Biyoloji ve sanat teknolojinin sınırsız gelişimi ile beraber, ayrı veya birlikte olarak, birçok alanda yeni tanımlamalar ve yeni yollar açılmasına olanak sağlıyor. Sanatın, yaratıcılık ve soyut kavramların, bilimin ise mantık ve yapı yasalarının temsili olmasına rağmen, giderek daha fazla iç içe geçen multidisipliner bir alan oluşmaya başladı. Yaşayan organizmalar ve gen teknolojisi sanatçılar için materyal hâline gelirken, sanatçıların stüdyoları bilim insanlarının laboratuvarlarına eşdeğer hâle geldi. Sanat, sanatçıların stüdyolarında yarattıkları laboratuvarlar ortamında deneysel olarak ilerledi. Bu iç içe geçmişlik bilim ve sanatın beraberliği adına farklı alanlar açarak bilgiyi genişletti ve araştırmaların rotasını değiştirdi.

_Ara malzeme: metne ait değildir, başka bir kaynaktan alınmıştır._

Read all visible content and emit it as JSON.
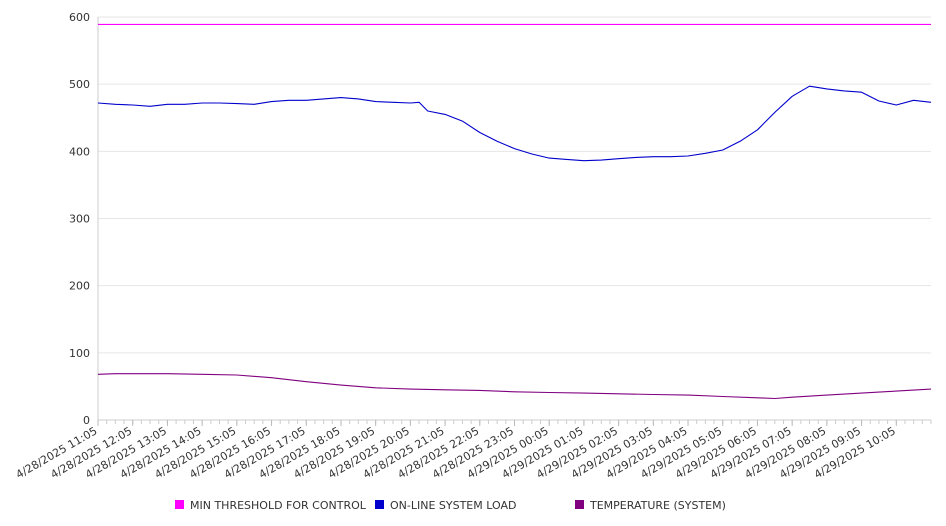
{
  "chart_data": {
    "type": "line",
    "title": "",
    "xlabel": "",
    "ylabel": "",
    "ylim": [
      0,
      600
    ],
    "y_ticks": [
      "0",
      "100",
      "200",
      "300",
      "400",
      "500",
      "600"
    ],
    "grid": true,
    "legend_placement": "bottom",
    "x_tick_labels": [
      "4/28/2025 11:05",
      "4/28/2025 12:05",
      "4/28/2025 13:05",
      "4/28/2025 14:05",
      "4/28/2025 15:05",
      "4/28/2025 16:05",
      "4/28/2025 17:05",
      "4/28/2025 18:05",
      "4/28/2025 19:05",
      "4/28/2025 20:05",
      "4/28/2025 21:05",
      "4/28/2025 22:05",
      "4/28/2025 23:05",
      "4/29/2025 00:05",
      "4/29/2025 01:05",
      "4/29/2025 02:05",
      "4/29/2025 03:05",
      "4/29/2025 04:05",
      "4/29/2025 05:05",
      "4/29/2025 06:05",
      "4/29/2025 07:05",
      "4/29/2025 08:05",
      "4/29/2025 09:05",
      "4/29/2025 10:05"
    ],
    "x_range": [
      "4/28/2025 11:05",
      "4/29/2025 11:05"
    ],
    "series": [
      {
        "name": "MIN THRESHOLD FOR CONTROL",
        "color": "#ff00ff",
        "x": [
          "4/28/2025 11:05",
          "4/29/2025 11:05"
        ],
        "values": [
          589,
          589
        ]
      },
      {
        "name": "ON-LINE SYSTEM LOAD",
        "color": "#0000cc",
        "x": [
          "4/28/2025 11:05",
          "4/28/2025 11:35",
          "4/28/2025 12:05",
          "4/28/2025 12:35",
          "4/28/2025 13:05",
          "4/28/2025 13:35",
          "4/28/2025 14:05",
          "4/28/2025 14:35",
          "4/28/2025 15:05",
          "4/28/2025 15:35",
          "4/28/2025 16:05",
          "4/28/2025 16:35",
          "4/28/2025 17:05",
          "4/28/2025 17:35",
          "4/28/2025 18:05",
          "4/28/2025 18:35",
          "4/28/2025 19:05",
          "4/28/2025 19:35",
          "4/28/2025 20:05",
          "4/28/2025 20:20",
          "4/28/2025 20:35",
          "4/28/2025 21:05",
          "4/28/2025 21:35",
          "4/28/2025 22:05",
          "4/28/2025 22:35",
          "4/28/2025 23:05",
          "4/28/2025 23:35",
          "4/29/2025 00:05",
          "4/29/2025 00:35",
          "4/29/2025 01:05",
          "4/29/2025 01:35",
          "4/29/2025 02:05",
          "4/29/2025 02:35",
          "4/29/2025 03:05",
          "4/29/2025 03:35",
          "4/29/2025 04:05",
          "4/29/2025 04:35",
          "4/29/2025 05:05",
          "4/29/2025 05:35",
          "4/29/2025 06:05",
          "4/29/2025 06:35",
          "4/29/2025 07:05",
          "4/29/2025 07:35",
          "4/29/2025 08:05",
          "4/29/2025 08:35",
          "4/29/2025 09:05",
          "4/29/2025 09:35",
          "4/29/2025 10:05",
          "4/29/2025 10:35",
          "4/29/2025 11:05"
        ],
        "values": [
          472,
          470,
          469,
          467,
          470,
          470,
          472,
          472,
          471,
          470,
          474,
          476,
          476,
          478,
          480,
          478,
          474,
          473,
          472,
          473,
          460,
          455,
          445,
          428,
          415,
          404,
          396,
          390,
          388,
          386,
          387,
          389,
          391,
          392,
          392,
          393,
          397,
          402,
          415,
          432,
          458,
          482,
          497,
          493,
          490,
          488,
          475,
          469,
          476,
          473
        ]
      },
      {
        "name": "TEMPERATURE (SYSTEM)",
        "color": "#800080",
        "x": [
          "4/28/2025 11:05",
          "4/28/2025 11:35",
          "4/28/2025 12:05",
          "4/28/2025 13:05",
          "4/28/2025 14:05",
          "4/28/2025 15:05",
          "4/28/2025 16:05",
          "4/28/2025 17:05",
          "4/28/2025 18:05",
          "4/28/2025 19:05",
          "4/28/2025 20:05",
          "4/28/2025 21:05",
          "4/28/2025 22:05",
          "4/28/2025 23:05",
          "4/29/2025 00:05",
          "4/29/2025 01:05",
          "4/29/2025 02:05",
          "4/29/2025 03:05",
          "4/29/2025 04:05",
          "4/29/2025 05:05",
          "4/29/2025 06:05",
          "4/29/2025 06:35",
          "4/29/2025 07:05",
          "4/29/2025 08:05",
          "4/29/2025 09:05",
          "4/29/2025 10:05",
          "4/29/2025 11:05"
        ],
        "values": [
          68,
          69,
          69,
          69,
          68,
          67,
          63,
          57,
          52,
          48,
          46,
          45,
          44,
          42,
          41,
          40,
          39,
          38,
          37,
          35,
          33,
          32,
          34,
          37,
          40,
          43,
          46
        ]
      }
    ]
  }
}
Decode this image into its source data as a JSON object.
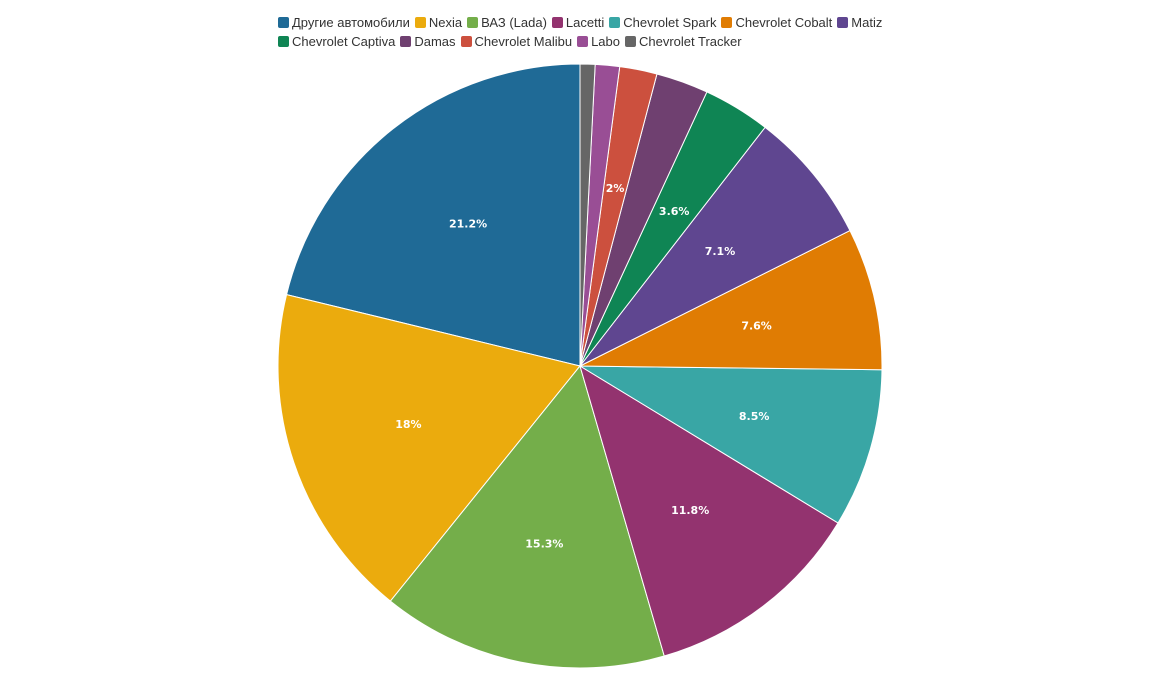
{
  "chart_data": {
    "type": "pie",
    "series": [
      {
        "name": "Другие автомобили",
        "value": 21.2,
        "label": "21.2%",
        "color": "#1f6a96"
      },
      {
        "name": "Nexia",
        "value": 18.0,
        "label": "18%",
        "color": "#ebab0d"
      },
      {
        "name": "ВАЗ (Lada)",
        "value": 15.3,
        "label": "15.3%",
        "color": "#74ae4a"
      },
      {
        "name": "Lacetti",
        "value": 11.8,
        "label": "11.8%",
        "color": "#93336f"
      },
      {
        "name": "Chevrolet Spark",
        "value": 8.5,
        "label": "8.5%",
        "color": "#39a6a5"
      },
      {
        "name": "Chevrolet Cobalt",
        "value": 7.6,
        "label": "7.6%",
        "color": "#e07c03"
      },
      {
        "name": "Matiz",
        "value": 7.1,
        "label": "7.1%",
        "color": "#5f4690"
      },
      {
        "name": "Chevrolet Captiva",
        "value": 3.6,
        "label": "3.6%",
        "color": "#0f8554"
      },
      {
        "name": "Damas",
        "value": 2.8,
        "label": "",
        "color": "#6f4070"
      },
      {
        "name": "Chevrolet Malibu",
        "value": 2.0,
        "label": "2%",
        "color": "#cc503e"
      },
      {
        "name": "Labo",
        "value": 1.3,
        "label": "",
        "color": "#994e95"
      },
      {
        "name": "Chevrolet Tracker",
        "value": 0.8,
        "label": "",
        "color": "#666666"
      }
    ],
    "legend_position": "top-center"
  }
}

Ali Kanal siz de multimedya üzerine çalışıyorsunuz ve İzmir Darağaç Kolektifinin kurucularından birisiniz. Bu kolektifin kurulma süreci, hikâyesi hakkında bilgi verebilir misiniz?
Darağaç, 2014 yılında akademiden yeni mezun olan birkaç sanatçının Umurbey mahallesinde atölyeler tutmasıyla başladı. Eski adı Darağaç olan bu tarihi mahallede yaşayan insanlar, esnaflar ve oto tamir ustalarıyla ilişkilerimiz gelişmeye başladı. Atölyelere girip çıkan büyük tuvaller mahalleli de bir merak uyandırdıkça ürettiğimiz eserleri mahallede sergileme düşüncesi oluştu. 2016 yılında ise tek gün süren ilk Darağaç sergisini gerçekleştirdik. Sergideki sanatçılardan ikisi mahallede yaşayan ustalardı. Sergi kamusal alanda izlenebilen farklı disiplinlerde üretilmiş çalışmalardan meydana geliyordu. Bu sergi tahminimizden çok daha fazla ilgi görünce bir sonraki sene ikinci sergiyi gerçekleştirdik. Bu sefer sergiye katılan sanatçı sayısı çok daha fazlaydı ve mahalleye sergiyi izlemeye gelen ziyaretçi sayısı da ciddi şekilde artmıştı. Darağaç kolektifi, senede tek sefer gerçekleştirdiği grup sergisi dışında farklı disiplinlerde projeler, atölye çalışmaları ve konuşma serileri düzenleyerek yedi yıldır etkinlikler düzenlemeye devam ediyor.
Son olarak bireysel olarak gelecekteki projelerinizden bahsedebilir misiniz?
D. K.: Öncelikle bireysel olarak doktora projeme odaklanmayı planlıyorum. Bu benim için bir altı ayı alacak bir süreç olarak gözüküyor. Sonrasında “Tissue_Lab” projesine farklı bölgelerde devam edeceğiz.
A. K.: Kişisel üretim pratiğimi daha önce karşılaşmadığım yeni mekânlarda deneyimleyebilmek için yurt dışı odaklı çeşitli misafir sanatçı programlarına başvurmayı düşünüyorum. Aynı zamanda Darağaç kolektifi ile birlikte yürüttüğümüz projeleri devam ettirmeyi ve “Tissue_Lab”i farklı mekânlarda deneyimlemeyi planlıyorum.